Gascon Deux secoua la tête. "Fadaises. Les docteurs ne soignent pas. Ils ne font que prescrire des traitements. Quel grand bien cela ferait-il à un docteur de prescrire de l'Hydroxychloroquine, de l'Azythromycine, de la Penicilline ou de l'Aspirine, dans un environnement où de tels produits n'existaient pas ?
- Alors," répondit Pikacho, "la réponse est personne.
- Il existe toutefois une possibilité," le corrigea gentiment Gascon Deux. "Qu'en serait-il d'un artiste, d'un illustrateur ? Tout ce dont il aurait besoin seraient les ustensiles de dessin ou de gravure de l'époque. Du charbon sur du papyrus, du jus de myrtille sur de la pierre, peu lui importerait. Il pourrait dessiner avec n'importe quel outil à sa disposition sur n'importe quel support disponible." 

Pavlo Pikacho était abasourdi. "Vous ne voulez pas suggérer que...
- C'est un crime extrêmement grave," lui signifia Gascon Deux, "que celui de tenter d'échapper à ses obligations en fuyant à travers le Temps. Vous êtes parfaitement au courant de cela."
Pavlo Pikacho secoua la tête, éberlué. " Vous êtes complètement dingue de chez frapadingue."
Gascon Deux ignora sa réponse. "Retournez donc avec moi faire un tour dans les Mers du Sud," lui dit-il. "Les marins naufragés, vous vous rappelez ?  Ils conservaient leurs vêtements européens, bien que les vêtements locaux, ou le manque de ces derniers, eussent été plus adaptés pour leur nouvel environnement. Pouvez-vous me dire pourquoi ?
- Vous commettez une terrible erreur," répondit Pikacho, à la limite de la syncope.
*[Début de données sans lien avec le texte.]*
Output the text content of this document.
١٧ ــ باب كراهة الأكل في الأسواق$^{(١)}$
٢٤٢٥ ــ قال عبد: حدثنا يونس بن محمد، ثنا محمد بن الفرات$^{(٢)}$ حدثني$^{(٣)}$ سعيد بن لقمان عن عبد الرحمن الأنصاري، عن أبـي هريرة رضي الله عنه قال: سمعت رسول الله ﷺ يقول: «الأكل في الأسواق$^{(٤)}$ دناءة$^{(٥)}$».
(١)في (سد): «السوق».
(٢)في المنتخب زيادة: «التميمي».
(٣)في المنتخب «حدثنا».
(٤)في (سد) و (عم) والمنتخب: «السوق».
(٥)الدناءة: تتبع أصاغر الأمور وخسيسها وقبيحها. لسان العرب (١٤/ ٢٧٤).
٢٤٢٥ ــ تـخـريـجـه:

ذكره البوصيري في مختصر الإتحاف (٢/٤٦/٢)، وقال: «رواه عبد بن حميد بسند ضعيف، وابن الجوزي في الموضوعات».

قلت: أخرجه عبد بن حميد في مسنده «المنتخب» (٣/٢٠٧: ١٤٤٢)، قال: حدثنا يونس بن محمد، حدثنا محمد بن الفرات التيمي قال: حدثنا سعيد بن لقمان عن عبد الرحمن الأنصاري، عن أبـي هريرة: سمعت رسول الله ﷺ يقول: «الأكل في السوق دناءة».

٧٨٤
- Il n'est pas possible," dit tristement Gascon Deux, "pour un homme de divorcer complètement de son environnement natal. Le marin naufragé conserve ses vêtements européens.  Vous dessinez avec nostalgie les images de ces machines que vous avez un jour connues et aimées, ces machines qui vous paraissent encore si nécessaires à votre vie d'homme du futur, et dont vous devez vous passer ici au 21ème siècle." Gascon Deux le pointa d'un doigt accusateur. " Vous venez du vingt-cinquième siècle.
- C'est faux." répondit Pavlo Pikacho avec défiance.
Gascon Deux soupira. "J'avais espéré que vous l'auriez admis et qu'on en finirait avec cette folie. Ils auraient dû envoyer un télépathe à ma place. J'aimerais tant pouvoir lire dans vos pensées. La seule option qui me reste maintenant est de vous immobiliser et de vous ramener au 25ème siècle pour identification. Vous êtes vraiment du 25ème siècle, n'est-ce pas ?
- Négatif." Pavlo Pikacho érigea un champ de force autour de lui-même, puis mit Gascon Deux dans un état de paralysie temporaire. Un truc vraiment  pas croyable. Finalement, il sortit la main de sa poche avec dans celle-ci une espèce de haricot bardé de boutons, précisément similaire à celui figurant sur un de ses posters accrochés au mur. Très fonctionnel. " Je viens du 30ème siècle, ducon, attrape-moi si tu peux, Gascon de mes deux !" lança-t'il au flic androïde juste avant de se volatiliser dans un pschitt inaudible en franchissant le mur du temps.